Vemos que Jesucristo no empezó a realizar milagros solamente a partir de los treinta años, multiplicando panes y peces, convirtiendo agua en vino, sanando, resucitando. Ya de niñito le tomó el gusto, aunque el gracioso villancico diga que fue la Virgen.
También durante el viaje me entero, al parar a tomar un café y ver los wasaps, del fallecimiento del justamente nonagenario Antonio Pérez, el gran coleccionista de arte, que tiene fundación y museo muy extenso, con su nombre, en la ciudad de Cuenca. Antonio Pérez declaraba que no era artista, pero le daba por reunir objetos, que encontraba y le regalaban, a los que llamaba objetos encontrados, conformados por el azar como pequeñas obras de arte sin manipular, al modo de los ready-made de Marcel Duchamp. En el Museo Antonio Pérez, ubicado en un antiguo convento, podemos ver innumerables piedras de todos los tamaños con forma de corazón, las botellas azules del agua de Solán de Cabras agrupadas en una vulgar estantería metálica, persianas, añosos mapas, señales de tráfico, chucherías de los chinos… El objeto encontrado más célebre –y que hizo célebre, en este aspecto, a Antonio Pérez- es el que consiste en unos vilanos metidos en un frasco de cristal de esos que se utilizan para conservar los alimentos. Para los niños resulta muy entretenido visitar el museo. Les atrae ver, en el hueco de varios rellanos de escalera, una enorme columna de cubos de metal superpuestos unos a otros. He llevado a mis nietos y en una ocasión mi nieta preguntó: “Abuelo, ¿qué hace aquí esta señal de tráfico?” Esta señal de tráfico, le contesté, es una obra de arte. “Pero –ella me replicó-, sólo es una señal de tráfico”. Mira –rematé-, todo lo que hay aquí, por el hecho de estar aquí, es una obra de arte. Mi nieta sonrió, encogió un poquito sus hombros y se calló, tal vez quedándose un pelín convencida.

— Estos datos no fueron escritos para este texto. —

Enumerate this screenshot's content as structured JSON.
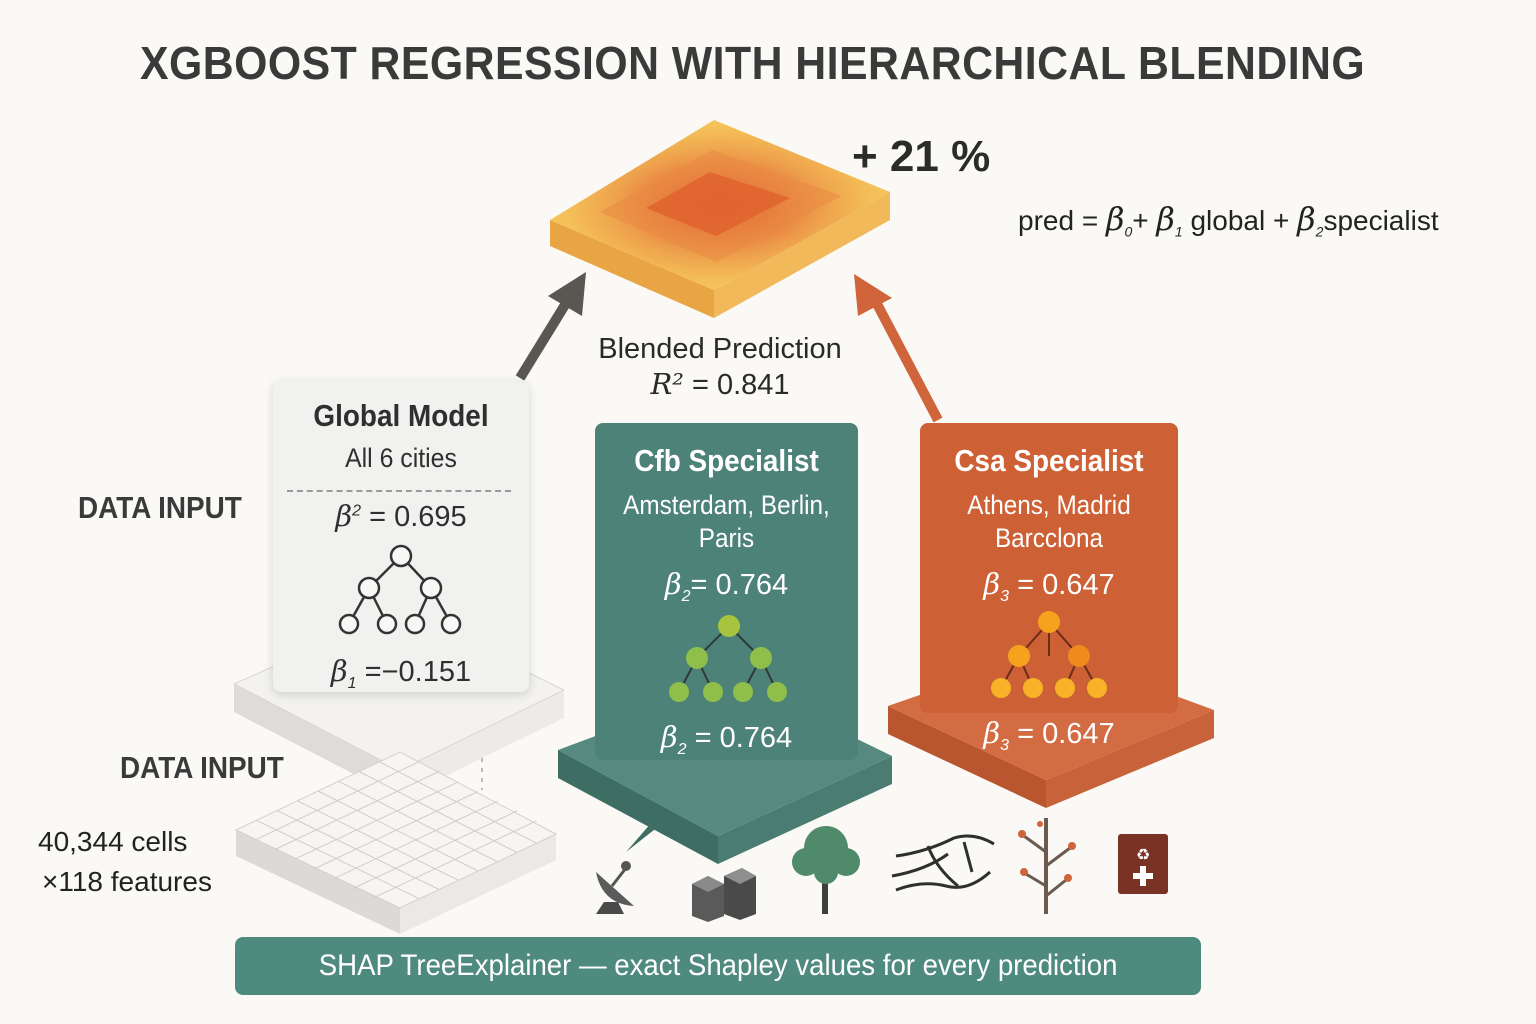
{
  "title": "XGBOOST REGRESSION WITH HIERARCHICAL BLENDING",
  "improvement": "+ 21 %",
  "formula": {
    "pred": "pred",
    "equals": "=",
    "beta": "β",
    "sub0": "0",
    "sub1": "1",
    "sub2": "2",
    "plus": "+",
    "term1": "global",
    "term2": "specialist"
  },
  "blended": {
    "label": "Blended Prediction",
    "r2_symbol": "R²",
    "r2_text": "= 0.841"
  },
  "data_input_label_top": "DATA INPUT",
  "data_input_label_bottom": "DATA INPUT",
  "data_size": {
    "line1": "40,344 cells",
    "line2": "×118 features"
  },
  "global_model": {
    "title": "Global Model",
    "subtitle": "All 6 cities",
    "r2_symbol": "β",
    "r2_sup": "2",
    "r2_text": "= 0.695",
    "coef_symbol": "β",
    "coef_sub": "1",
    "coef_text": "=−0.151"
  },
  "cfb_specialist": {
    "title": "Cfb Specialist",
    "cities_line1": "Amsterdam, Berlin,",
    "cities_line2": "Paris",
    "coef_symbol": "β",
    "coef_sub": "2",
    "coef_text": "= 0.764",
    "coef2_text": "= 0.764"
  },
  "csa_specialist": {
    "title": "Csa Specialist",
    "cities_line1": "Athens, Madrid",
    "cities_line2": "Barcclona",
    "coef_symbol": "β",
    "coef_sub": "3",
    "coef_text": "= 0.647",
    "coef2_text": "= 0.647"
  },
  "shap_banner": "SHAP TreeExplainer — exact Shapley values for every  prediction",
  "colors": {
    "global": "#f1f1ef",
    "cfb": "#4c8278",
    "csa": "#cd6035",
    "banner": "#4f8a7e",
    "arrow_left": "#5a5752",
    "arrow_right": "#d0643a"
  },
  "icons": [
    "satellite-dish-icon",
    "buildings-icon",
    "tree-icon",
    "road-network-icon",
    "bare-tree-icon",
    "recycle-bin-icon"
  ]
}
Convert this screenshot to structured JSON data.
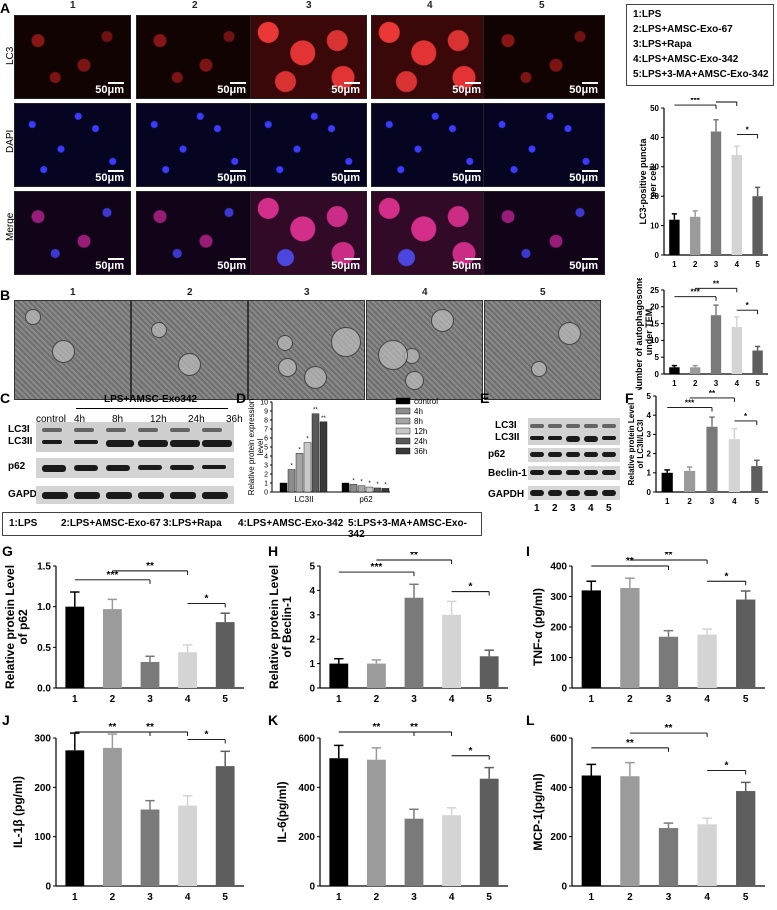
{
  "panels": {
    "A": "A",
    "B": "B",
    "C": "C",
    "D": "D",
    "E": "E",
    "F": "F",
    "G": "G",
    "H": "H",
    "I": "I",
    "J": "J",
    "K": "K",
    "L": "L"
  },
  "panelA": {
    "columns": [
      "1",
      "2",
      "3",
      "4",
      "5"
    ],
    "rows": [
      "LC3",
      "DAPI",
      "Merge"
    ],
    "scale": "50μm"
  },
  "legend_top": [
    "1:LPS",
    "2:LPS+AMSC-Exo-67",
    "3:LPS+Rapa",
    "4:LPS+AMSC-Exo-342",
    "5:LPS+3-MA+AMSC-Exo-342"
  ],
  "legend_mid": [
    "1:LPS",
    "2:LPS+AMSC-Exo-67",
    "3:LPS+Rapa",
    "4:LPS+AMSC-Exo-342",
    "5:LPS+3-MA+AMSC-Exo-342"
  ],
  "panelB": {
    "columns": [
      "1",
      "2",
      "3",
      "4",
      "5"
    ]
  },
  "panelC": {
    "header": "LPS+AMSC-Exo342",
    "columns": [
      "control",
      "4h",
      "8h",
      "12h",
      "24h",
      "36h"
    ],
    "rows": [
      "LC3I",
      "LC3II",
      "p62",
      "GAPDH"
    ]
  },
  "panelE": {
    "rows": [
      "LC3I",
      "LC3II",
      "p62",
      "Beclin-1",
      "GAPDH"
    ],
    "lanes": [
      "1",
      "2",
      "3",
      "4",
      "5"
    ]
  },
  "colors": {
    "g1": "#000000",
    "g2": "#9b9b9b",
    "g3": "#7a7a7a",
    "g4": "#d4d4d4",
    "g5": "#5e5e5e"
  },
  "chart_data": [
    {
      "id": "A-right",
      "type": "bar",
      "ylabel": "LC3-positive puncta per cell",
      "categories": [
        "1",
        "2",
        "3",
        "4",
        "5"
      ],
      "values": [
        12,
        13,
        42,
        34,
        20
      ],
      "errors": [
        2,
        2,
        4,
        3,
        3
      ],
      "ylim": [
        0,
        50
      ],
      "yticks": [
        "0",
        "10",
        "20",
        "30",
        "40",
        "50"
      ],
      "annotations": [
        {
          "from": 1,
          "to": 3,
          "label": "***"
        },
        {
          "from": 3,
          "to": 4,
          "label": "**"
        },
        {
          "from": 4,
          "to": 5,
          "label": "*"
        }
      ]
    },
    {
      "id": "B-right",
      "type": "bar",
      "ylabel": "Number of autophagosomes under TEM",
      "categories": [
        "1",
        "2",
        "3",
        "4",
        "5"
      ],
      "values": [
        2,
        2,
        17.5,
        14,
        7
      ],
      "errors": [
        0.5,
        0.5,
        3,
        3,
        1.2
      ],
      "ylim": [
        0,
        25
      ],
      "yticks": [
        "0",
        "5",
        "10",
        "15",
        "20",
        "25"
      ],
      "annotations": [
        {
          "from": 1,
          "to": 3,
          "label": "***"
        },
        {
          "from": 2,
          "to": 4,
          "label": "**"
        },
        {
          "from": 4,
          "to": 5,
          "label": "*"
        }
      ]
    },
    {
      "id": "D",
      "type": "bar",
      "ylabel": "Relative protein expression level",
      "categories": [
        "LC3II",
        "p62"
      ],
      "series": [
        {
          "name": "control",
          "values": [
            1,
            1
          ]
        },
        {
          "name": "4h",
          "values": [
            2.5,
            0.85
          ]
        },
        {
          "name": "8h",
          "values": [
            4.3,
            0.7
          ]
        },
        {
          "name": "12h",
          "values": [
            5.5,
            0.55
          ]
        },
        {
          "name": "24h",
          "values": [
            8.7,
            0.45
          ]
        },
        {
          "name": "36h",
          "values": [
            7.8,
            0.4
          ]
        }
      ],
      "ylim": [
        0,
        10
      ],
      "yticks": [
        "0",
        "1",
        "2",
        "3",
        "4",
        "5",
        "6",
        "7",
        "8",
        "9",
        "10"
      ]
    },
    {
      "id": "F",
      "type": "bar",
      "ylabel": "Relative protein Level of LC3II/LC3I",
      "categories": [
        "1",
        "2",
        "3",
        "4",
        "5"
      ],
      "values": [
        1,
        1.1,
        3.4,
        2.75,
        1.35
      ],
      "errors": [
        0.15,
        0.2,
        0.5,
        0.55,
        0.3
      ],
      "ylim": [
        0,
        5
      ],
      "yticks": [
        "0",
        "1",
        "2",
        "3",
        "4",
        "5"
      ],
      "annotations": [
        {
          "from": 1,
          "to": 3,
          "label": "***"
        },
        {
          "from": 2,
          "to": 4,
          "label": "**"
        },
        {
          "from": 4,
          "to": 5,
          "label": "*"
        }
      ]
    },
    {
      "id": "G",
      "type": "bar",
      "ylabel": "Relative protein Level of p62",
      "categories": [
        "1",
        "2",
        "3",
        "4",
        "5"
      ],
      "values": [
        1.0,
        0.97,
        0.32,
        0.44,
        0.81
      ],
      "errors": [
        0.18,
        0.12,
        0.07,
        0.09,
        0.11
      ],
      "ylim": [
        0,
        1.5
      ],
      "yticks": [
        "0.0",
        "0.5",
        "1.0",
        "1.5"
      ],
      "annotations": [
        {
          "from": 1,
          "to": 3,
          "label": "***"
        },
        {
          "from": 2,
          "to": 4,
          "label": "**"
        },
        {
          "from": 4,
          "to": 5,
          "label": "*"
        }
      ]
    },
    {
      "id": "H",
      "type": "bar",
      "ylabel": "Relative protein Level of Beclin-1",
      "categories": [
        "1",
        "2",
        "3",
        "4",
        "5"
      ],
      "values": [
        1.0,
        1.0,
        3.7,
        3.0,
        1.3
      ],
      "errors": [
        0.2,
        0.15,
        0.55,
        0.55,
        0.25
      ],
      "ylim": [
        0,
        5
      ],
      "yticks": [
        "0",
        "1",
        "2",
        "3",
        "4",
        "5"
      ],
      "annotations": [
        {
          "from": 1,
          "to": 3,
          "label": "***"
        },
        {
          "from": 2,
          "to": 4,
          "label": "**"
        },
        {
          "from": 4,
          "to": 5,
          "label": "*"
        }
      ]
    },
    {
      "id": "I",
      "type": "bar",
      "ylabel": "TNF-α (pg/ml)",
      "categories": [
        "1",
        "2",
        "3",
        "4",
        "5"
      ],
      "values": [
        320,
        328,
        168,
        175,
        290
      ],
      "errors": [
        30,
        32,
        20,
        18,
        28
      ],
      "ylim": [
        0,
        400
      ],
      "yticks": [
        "0",
        "100",
        "200",
        "300",
        "400"
      ],
      "annotations": [
        {
          "from": 1,
          "to": 3,
          "label": "**"
        },
        {
          "from": 2,
          "to": 4,
          "label": "**"
        },
        {
          "from": 4,
          "to": 5,
          "label": "*"
        }
      ]
    },
    {
      "id": "J",
      "type": "bar",
      "ylabel": "IL-1β (pg/ml)",
      "categories": [
        "1",
        "2",
        "3",
        "4",
        "5"
      ],
      "values": [
        275,
        280,
        155,
        163,
        243
      ],
      "errors": [
        35,
        28,
        18,
        20,
        30
      ],
      "ylim": [
        0,
        300
      ],
      "yticks": [
        "0",
        "100",
        "200",
        "300"
      ],
      "annotations": [
        {
          "from": 1,
          "to": 3,
          "label": "**"
        },
        {
          "from": 2,
          "to": 4,
          "label": "**"
        },
        {
          "from": 4,
          "to": 5,
          "label": "*"
        }
      ]
    },
    {
      "id": "K",
      "type": "bar",
      "ylabel": "IL-6(pg/ml)",
      "categories": [
        "1",
        "2",
        "3",
        "4",
        "5"
      ],
      "values": [
        518,
        512,
        273,
        287,
        435
      ],
      "errors": [
        52,
        48,
        38,
        30,
        45
      ],
      "ylim": [
        0,
        600
      ],
      "yticks": [
        "0",
        "200",
        "400",
        "600"
      ],
      "annotations": [
        {
          "from": 1,
          "to": 3,
          "label": "**"
        },
        {
          "from": 2,
          "to": 4,
          "label": "**"
        },
        {
          "from": 4,
          "to": 5,
          "label": "*"
        }
      ]
    },
    {
      "id": "L",
      "type": "bar",
      "ylabel": "MCP-1(pg/ml)",
      "categories": [
        "1",
        "2",
        "3",
        "4",
        "5"
      ],
      "values": [
        448,
        445,
        235,
        250,
        385
      ],
      "errors": [
        45,
        55,
        20,
        25,
        35
      ],
      "ylim": [
        0,
        600
      ],
      "yticks": [
        "0",
        "200",
        "400",
        "600"
      ],
      "annotations": [
        {
          "from": 1,
          "to": 3,
          "label": "**"
        },
        {
          "from": 2,
          "to": 4,
          "label": "**"
        },
        {
          "from": 4,
          "to": 5,
          "label": "*"
        }
      ]
    }
  ]
}
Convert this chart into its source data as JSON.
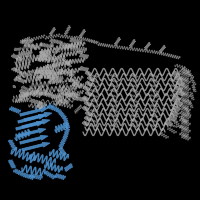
{
  "background_color": "#000000",
  "main_protein_color": "#aaaaaa",
  "domain_color": "#4d90cc",
  "fig_width": 2.0,
  "fig_height": 2.0,
  "dpi": 100
}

Llegué al hotel al empezar la tarde, tras haber comido ligeramente en el camino. Me instalé en la habitación y no salí del edificio. Acomodé esta entrada del diario que ahora inicio y publico. Vi una película en el ordenador, la comedia británica El quinteto de la muerte, dirigida por Alexander Mackendrick en 1955, con Alec Guinness, Peter Sellers y Katie Johnson, siendo algunos de sus protagonistas. Bajé a cenar algo antes de leer un poco en la cama e intentar dormir.
Caigo en que estamos en las Rauhnächte, en alemán las noches comprendidas entre el 25 de diciembre y el 6 de enero, propicias, según la leyenda, para el contacto con los espíritus. Podemos traducir como las Noches Rigurosas.